AHAs (like glycolic, lactic and mandelic acid) are water-soluble and work mainly on the skin's surface to smooth texture and even tone. BHA (salicylic acid) is oil-soluble, so it can get into pores and clear out the oil and debris that cause blackheads and breakouts. PHAs (polyhydroxy acids like gluconolactone) are larger, gentler cousins of AHAs that stay more on the surface and tend to suit sensitive skin.

Which exfoliating acid is the gentlest?

Larger molecules generally mean slower penetration and less irritation, so mandelic acid among the AHAs and the PHAs like gluconolactone are typically the gentlest options. Azelaic acid is also very well tolerated by many people, including sensitive and redness-prone skin, though it works differently from a classic exfoliating acid.

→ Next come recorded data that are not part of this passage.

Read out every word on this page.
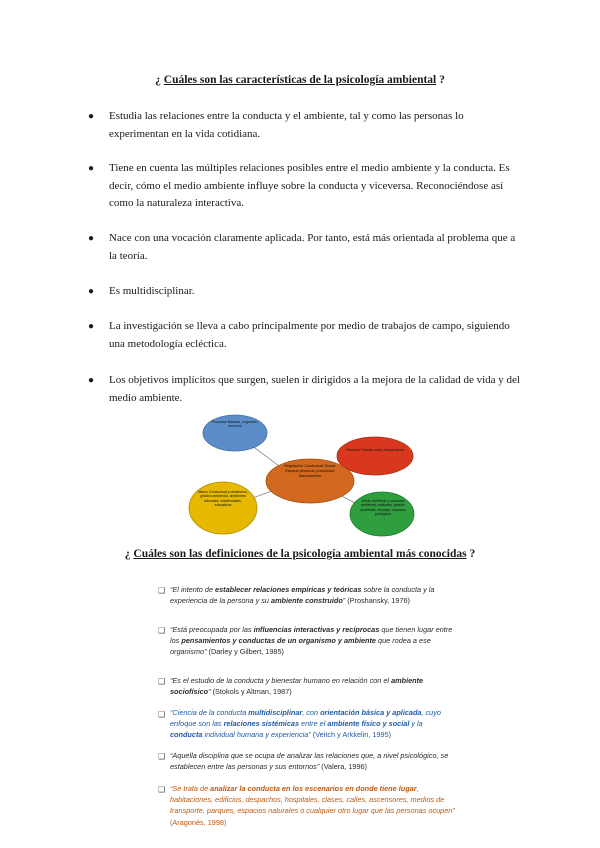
¿ Cuáles son las características de la psicología ambiental ?
●	Estudia las relaciones entre la conducta y el ambiente, tal y como las personas lo experimentan en la vida cotidiana.
●	Tiene en cuenta las múltiples relaciones posibles entre el medio ambiente y la conducta. Es decir, cómo el medio ambiente influye sobre la conducta y viceversa. Reconociéndose así como la naturaleza interactiva.
●	Nace con una vocación claramente aplicada. Por tanto, está más orientada al problema que a la teoría.
●	Es multidisciplinar.
●	La investigación se lleva a cabo principalmente por medio de trabajos de campo, siguiendo una metodología ecléctica.
●	Los objetivos implícitos que surgen, suelen ir dirigidos a la mejora de la calidad de vida y del medio ambiente.
Procesos Básicos, cognición, emoción
Factores Físicos: ruido, temperatura
Regulación Conductual Social: Espacio personal, privacidad, hacinamiento
Marco Conductual y urbanismo, gestión ambiental, ambientes laborales, residenciales, educativos
Medio ambiente y conducta ambiental: actitudes, gestión ambiental, reciclaje, espacios protegidos
¿ Cuáles son las definiciones de la psicología ambiental más conocidas ?
❑ “El intento de establecer relaciones empíricas y teóricas sobre la conducta y la experiencia de la persona y su ambiente construido” (Proshansky, 1976)
❑ “Está preocupada por las influencias interactivas y recíprocas que tienen lugar entre los pensamientos y conductas de un organismo y ambiente que rodea a ese organismo” (Darley y Gilbert, 1985)
❑ “Es el estudio de la conducta y bienestar humano en relación con el ambiente sociofísico” (Stokols y Altman, 1987)
❑ “Ciencia de la conducta multidisciplinar, con orientación básica y aplicada, cuyo enfoque son las relaciones sistémicas entre el ambiente físico y social y la conducta individual humana y experiencia” (Veitch y Arkkelin, 1995)
❑ “Aquella disciplina que se ocupa de analizar las relaciones que, a nivel psicológico, se establecen entre las personas y sus entornos” (Valera, 1996)
❑ “Se trata de analizar la conducta en los escenarios en donde tiene lugar, habitaciones, edificios, despachos, hospitales, clases, calles, ascensores, medios de transporte, parques, espacios naturales o cualquier otro lugar que las personas ocupen” (Aragonés, 1998)
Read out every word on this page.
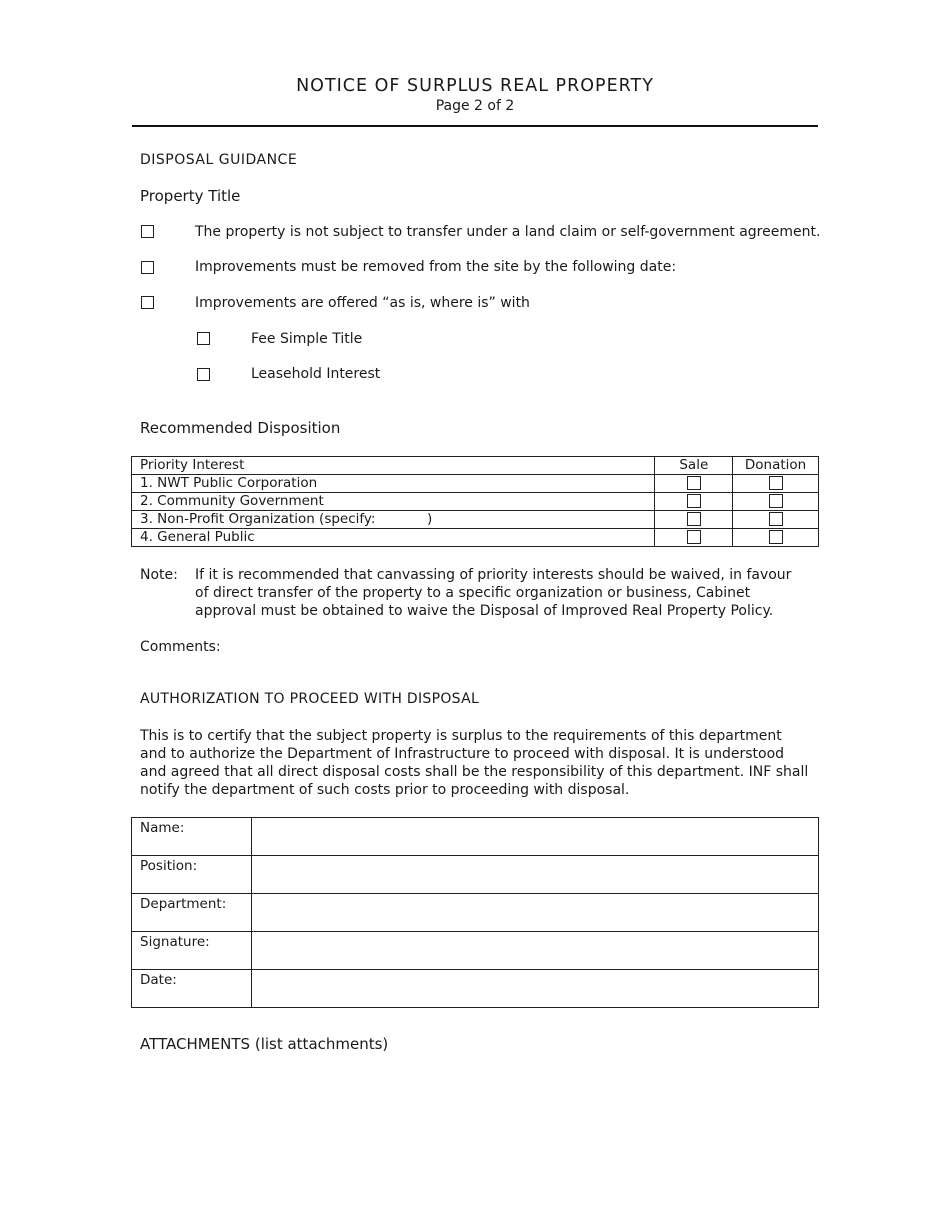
NOTICE OF SURPLUS REAL PROPERTY
Page 2 of 2
DISPOSAL GUIDANCE
Property Title
The property is not subject to transfer under a land claim or self-government agreement.
Improvements must be removed from the site by the following date:
Improvements are offered “as is, where is” with
Fee Simple Title
Leasehold Interest
Recommended Disposition
Priority Interest	Sale	Donation
1. NWT Public Corporation		
2. Community Government		
3. Non-Profit Organization (specify:            )		
4. General Public		
Note: If it is recommended that canvassing of priority interests should be waived, in favour of direct transfer of the property to a specific organization or business, Cabinet approval must be obtained to waive the Disposal of Improved Real Property Policy.
Comments:
AUTHORIZATION TO PROCEED WITH DISPOSAL
This is to certify that the subject property is surplus to the requirements of this department and to authorize the Department of Infrastructure to proceed with disposal. It is understood and agreed that all direct disposal costs shall be the responsibility of this department. INF shall notify the department of such costs prior to proceeding with disposal.
Name:	
Position:	
Department:	
Signature:	
Date:	
ATTACHMENTS (list attachments)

How strong of an acid do I need?

Lower than most beginners assume. For daily leave-on AHA products, single digits up to around 10 percent is plenty for most people, and over-the-counter salicylic acid tops out at about 2 percent. Higher concentrations aren't automatically better — they mainly raise the irritation risk. Very high strengths belong to occasional or professional peels, not everyday use.

Can I use more than one acid at once?

It's easy to overdo. Pick one exfoliating acid and use it consistently rather than layering several, and don't stack a strong acid with retinol on the same night while you're starting out. Over-exfoliation shows up as tightness, stinging, redness and a compromised barrier — if you see that, cut back. Acids also increase sun sensitivity, so daily sunscreen is essential.